I was reading yet another piece—this one in the The New York Times—about what social media platforms like Facebook and Twitter can do to staunch the bleeding following this most recent round of privacy concerns. I agree that these platforms have profound problems, although I think it is a bit early to declare that this time will be any different than all the previous revelations that they are doing creepy stuff with user data. I remain unconvinced that enough people actually care—or that they can be convinced to care—to make an impact.

Here’s the part of the Times article that stood out for me, though:

The primary problem with today’s social networks is that they’re already too big, and are trapped inside a market-based system that forces them to keep growing. Facebook can’t stop monetizing our personal data for the same reason that Starbucks can’t stop selling coffee — it’s the heart of the enterprise.

I agree with this assessment, but I would go further. “Too big but trapped inside a market-based system” is not a problem that is limited to Facebook, Twitter, and Google.
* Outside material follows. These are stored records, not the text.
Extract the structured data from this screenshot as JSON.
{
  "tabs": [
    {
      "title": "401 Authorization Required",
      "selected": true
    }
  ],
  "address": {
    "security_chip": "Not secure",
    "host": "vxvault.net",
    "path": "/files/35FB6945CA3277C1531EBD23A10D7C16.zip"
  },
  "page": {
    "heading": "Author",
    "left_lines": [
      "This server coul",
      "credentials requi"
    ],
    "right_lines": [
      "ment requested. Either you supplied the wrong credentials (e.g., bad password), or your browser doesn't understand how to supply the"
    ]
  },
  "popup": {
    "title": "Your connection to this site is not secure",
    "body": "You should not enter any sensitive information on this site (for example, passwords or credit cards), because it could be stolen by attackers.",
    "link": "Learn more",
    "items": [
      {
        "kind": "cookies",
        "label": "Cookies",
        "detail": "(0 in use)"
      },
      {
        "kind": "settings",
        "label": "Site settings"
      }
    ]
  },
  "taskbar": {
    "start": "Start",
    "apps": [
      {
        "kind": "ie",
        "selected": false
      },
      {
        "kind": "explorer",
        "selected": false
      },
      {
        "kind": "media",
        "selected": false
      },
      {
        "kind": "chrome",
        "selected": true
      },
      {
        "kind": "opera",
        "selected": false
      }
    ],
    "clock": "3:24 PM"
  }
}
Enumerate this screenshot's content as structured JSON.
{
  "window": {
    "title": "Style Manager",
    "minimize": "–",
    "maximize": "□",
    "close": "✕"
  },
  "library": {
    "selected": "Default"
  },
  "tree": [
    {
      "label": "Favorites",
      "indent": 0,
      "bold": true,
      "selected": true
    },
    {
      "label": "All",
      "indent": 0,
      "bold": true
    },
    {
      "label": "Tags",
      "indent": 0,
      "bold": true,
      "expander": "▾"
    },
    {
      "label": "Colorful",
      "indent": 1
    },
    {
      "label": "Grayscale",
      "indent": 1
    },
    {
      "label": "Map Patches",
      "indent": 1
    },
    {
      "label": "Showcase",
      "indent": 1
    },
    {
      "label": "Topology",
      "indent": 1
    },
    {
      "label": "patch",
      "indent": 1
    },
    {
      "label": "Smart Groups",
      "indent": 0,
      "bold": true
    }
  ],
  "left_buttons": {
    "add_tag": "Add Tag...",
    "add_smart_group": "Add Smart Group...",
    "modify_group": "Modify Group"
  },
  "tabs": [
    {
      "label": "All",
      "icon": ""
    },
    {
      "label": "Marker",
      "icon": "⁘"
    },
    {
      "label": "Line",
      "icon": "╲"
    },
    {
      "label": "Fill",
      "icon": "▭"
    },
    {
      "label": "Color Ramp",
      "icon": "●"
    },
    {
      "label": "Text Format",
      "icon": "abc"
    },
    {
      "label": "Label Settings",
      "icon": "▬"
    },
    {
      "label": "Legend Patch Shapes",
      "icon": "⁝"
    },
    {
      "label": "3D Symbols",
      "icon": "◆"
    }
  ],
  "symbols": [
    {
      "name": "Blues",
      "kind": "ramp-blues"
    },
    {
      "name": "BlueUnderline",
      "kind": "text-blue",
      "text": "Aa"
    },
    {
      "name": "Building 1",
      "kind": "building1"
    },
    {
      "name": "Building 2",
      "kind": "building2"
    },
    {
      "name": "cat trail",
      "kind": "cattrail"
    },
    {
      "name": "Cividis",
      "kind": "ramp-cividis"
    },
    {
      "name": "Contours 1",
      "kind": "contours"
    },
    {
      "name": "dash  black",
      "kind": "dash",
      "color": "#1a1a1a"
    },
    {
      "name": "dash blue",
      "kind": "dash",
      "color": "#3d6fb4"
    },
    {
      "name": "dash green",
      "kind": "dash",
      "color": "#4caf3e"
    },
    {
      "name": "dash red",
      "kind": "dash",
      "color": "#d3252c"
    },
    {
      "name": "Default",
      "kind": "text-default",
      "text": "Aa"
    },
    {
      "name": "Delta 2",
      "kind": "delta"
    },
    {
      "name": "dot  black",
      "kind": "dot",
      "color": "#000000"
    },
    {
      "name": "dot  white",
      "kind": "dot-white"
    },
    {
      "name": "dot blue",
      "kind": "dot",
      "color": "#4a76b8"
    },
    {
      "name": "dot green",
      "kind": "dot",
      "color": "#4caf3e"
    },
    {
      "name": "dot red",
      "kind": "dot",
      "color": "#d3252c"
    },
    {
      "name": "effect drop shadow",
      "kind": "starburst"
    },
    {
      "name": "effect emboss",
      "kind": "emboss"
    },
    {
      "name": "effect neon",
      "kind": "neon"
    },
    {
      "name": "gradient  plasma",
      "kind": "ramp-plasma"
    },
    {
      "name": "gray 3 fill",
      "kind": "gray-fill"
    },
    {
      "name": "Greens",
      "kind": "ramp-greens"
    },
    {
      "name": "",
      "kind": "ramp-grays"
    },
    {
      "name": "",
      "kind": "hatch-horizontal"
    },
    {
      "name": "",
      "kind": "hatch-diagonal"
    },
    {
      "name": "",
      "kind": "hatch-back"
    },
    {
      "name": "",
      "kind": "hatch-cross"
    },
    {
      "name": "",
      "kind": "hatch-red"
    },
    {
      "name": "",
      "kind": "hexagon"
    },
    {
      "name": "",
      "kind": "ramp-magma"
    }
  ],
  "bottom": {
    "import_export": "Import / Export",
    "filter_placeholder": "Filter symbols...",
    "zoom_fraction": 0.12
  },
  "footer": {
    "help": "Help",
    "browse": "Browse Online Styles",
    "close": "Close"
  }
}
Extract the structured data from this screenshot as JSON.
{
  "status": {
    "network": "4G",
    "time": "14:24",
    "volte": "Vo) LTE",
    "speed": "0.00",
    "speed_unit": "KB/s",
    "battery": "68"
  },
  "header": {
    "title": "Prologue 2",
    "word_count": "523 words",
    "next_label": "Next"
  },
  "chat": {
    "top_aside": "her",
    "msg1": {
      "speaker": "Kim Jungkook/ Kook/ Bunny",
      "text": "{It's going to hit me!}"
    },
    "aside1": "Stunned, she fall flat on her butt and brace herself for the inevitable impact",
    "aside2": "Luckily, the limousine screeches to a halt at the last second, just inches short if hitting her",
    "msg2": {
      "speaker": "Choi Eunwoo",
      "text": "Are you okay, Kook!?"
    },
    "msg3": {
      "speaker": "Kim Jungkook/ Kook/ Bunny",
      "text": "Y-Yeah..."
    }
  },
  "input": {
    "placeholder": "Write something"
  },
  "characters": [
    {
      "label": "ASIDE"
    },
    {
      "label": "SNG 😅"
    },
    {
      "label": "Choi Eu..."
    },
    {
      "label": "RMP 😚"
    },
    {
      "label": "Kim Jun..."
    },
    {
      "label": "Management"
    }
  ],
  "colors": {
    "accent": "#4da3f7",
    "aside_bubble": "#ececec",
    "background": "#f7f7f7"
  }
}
It is a problem that affects every type of company. That leads me to think that the problem has less to do with the companies themselves (although they certainly own their share of responsibility) and more to do with the entire market-based system.

If the market is driving out perfectly good products and services that can’t grown exponentially, and is promoting those that can even if they are demonstrably worse and are making us all miserable, then why are we doing any of this?